Absently, the queen looked at the china cup. She remembered what had captured her attention.
"Yes," she said, smiling, "I remember that."
She realized that was what the letter had been about in the first place. Remembering. For herself. She looked at her little ghost and thought of Emmeline.
Her daughter smiled back at her, then turned back to the window. "Mother?"
"Yes?"
"Are you… well?"
Sparrow took a moment to answer. No use dropping into melancholy. "Very," she lied, the rheumatism tugging at her. Her scars itched. Even the Will marks, once as familiar as her own birthmarks, strained her skin like curses.

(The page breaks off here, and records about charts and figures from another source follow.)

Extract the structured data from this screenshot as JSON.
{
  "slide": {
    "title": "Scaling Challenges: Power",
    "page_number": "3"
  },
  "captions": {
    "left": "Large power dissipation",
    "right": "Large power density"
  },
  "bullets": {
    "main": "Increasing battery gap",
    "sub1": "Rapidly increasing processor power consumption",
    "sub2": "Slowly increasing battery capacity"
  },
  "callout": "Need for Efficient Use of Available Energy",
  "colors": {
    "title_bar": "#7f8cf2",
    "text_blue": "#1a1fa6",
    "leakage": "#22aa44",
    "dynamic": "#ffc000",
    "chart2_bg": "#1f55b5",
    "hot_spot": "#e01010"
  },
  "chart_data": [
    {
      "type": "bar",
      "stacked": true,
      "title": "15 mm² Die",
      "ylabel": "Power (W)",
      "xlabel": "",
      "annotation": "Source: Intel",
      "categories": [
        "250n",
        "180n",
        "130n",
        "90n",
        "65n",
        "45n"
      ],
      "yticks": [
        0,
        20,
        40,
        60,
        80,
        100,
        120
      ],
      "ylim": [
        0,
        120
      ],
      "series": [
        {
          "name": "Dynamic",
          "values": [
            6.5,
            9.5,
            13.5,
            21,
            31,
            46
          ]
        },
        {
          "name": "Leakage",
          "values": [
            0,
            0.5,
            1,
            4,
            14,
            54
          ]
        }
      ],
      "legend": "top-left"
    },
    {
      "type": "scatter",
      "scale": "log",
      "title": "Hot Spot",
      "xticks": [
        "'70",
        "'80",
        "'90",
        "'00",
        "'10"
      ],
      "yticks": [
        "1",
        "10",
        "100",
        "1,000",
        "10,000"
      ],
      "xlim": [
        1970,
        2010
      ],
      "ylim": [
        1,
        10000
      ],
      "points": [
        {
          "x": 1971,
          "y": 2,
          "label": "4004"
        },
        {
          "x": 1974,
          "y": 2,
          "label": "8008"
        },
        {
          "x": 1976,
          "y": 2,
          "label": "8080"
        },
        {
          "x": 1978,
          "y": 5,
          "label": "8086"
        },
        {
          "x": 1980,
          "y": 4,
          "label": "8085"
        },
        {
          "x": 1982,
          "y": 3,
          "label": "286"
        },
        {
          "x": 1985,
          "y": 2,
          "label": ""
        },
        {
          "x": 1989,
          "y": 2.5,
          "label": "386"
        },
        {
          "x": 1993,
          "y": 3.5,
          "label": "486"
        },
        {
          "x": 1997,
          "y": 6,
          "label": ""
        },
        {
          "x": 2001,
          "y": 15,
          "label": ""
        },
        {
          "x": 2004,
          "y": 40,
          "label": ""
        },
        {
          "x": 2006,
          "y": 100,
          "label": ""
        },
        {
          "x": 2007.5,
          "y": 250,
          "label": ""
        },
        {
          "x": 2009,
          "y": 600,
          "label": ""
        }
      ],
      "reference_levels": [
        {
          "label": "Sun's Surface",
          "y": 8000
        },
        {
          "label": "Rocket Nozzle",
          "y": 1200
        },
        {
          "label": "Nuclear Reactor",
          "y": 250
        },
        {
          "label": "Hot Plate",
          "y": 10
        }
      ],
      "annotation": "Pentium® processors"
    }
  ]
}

She had never been truly young, but she was older than ever now. She thought of Reaver and how he would smile, smug, to see her grown truly old at last.
Her daughter's face cleared with relief. Before she left the room, she gave her mother a light peck on the head.
"Go on," her mother said, her voice indulgent, "Go and make moony-eyes at your friend. That's what you should be doing on a night like this."
"Mother!"
Sparrow smiled and turned her eyes back down to her letter.
When she heard the door click shut, she pressed the nib of her fountain pen back down to the paper. Black ink pooled and veined through the paper fibers. She glimpsed her scars, but she did not wince. All her wincing happened long ago, when she was still young enough to be vain. Now she only looked upon the hand as her own. At least this time the aging was natural.
Slowly, carefully, as Theresa had taught her, she finished her signature:
Sparrow R.
She waited. When the ink had dried, she folded it and shut it in the back of her drawer, along with all the others.
She remembered the message that Theresa gave her, of her own crown. She remembers the darkness pressing in, as though contained by the thinnest of veils.
She put it out of her mind and instead thought of her daughter's smile. Everything will be right, she assured herself.
It was what she needed to sleep at night.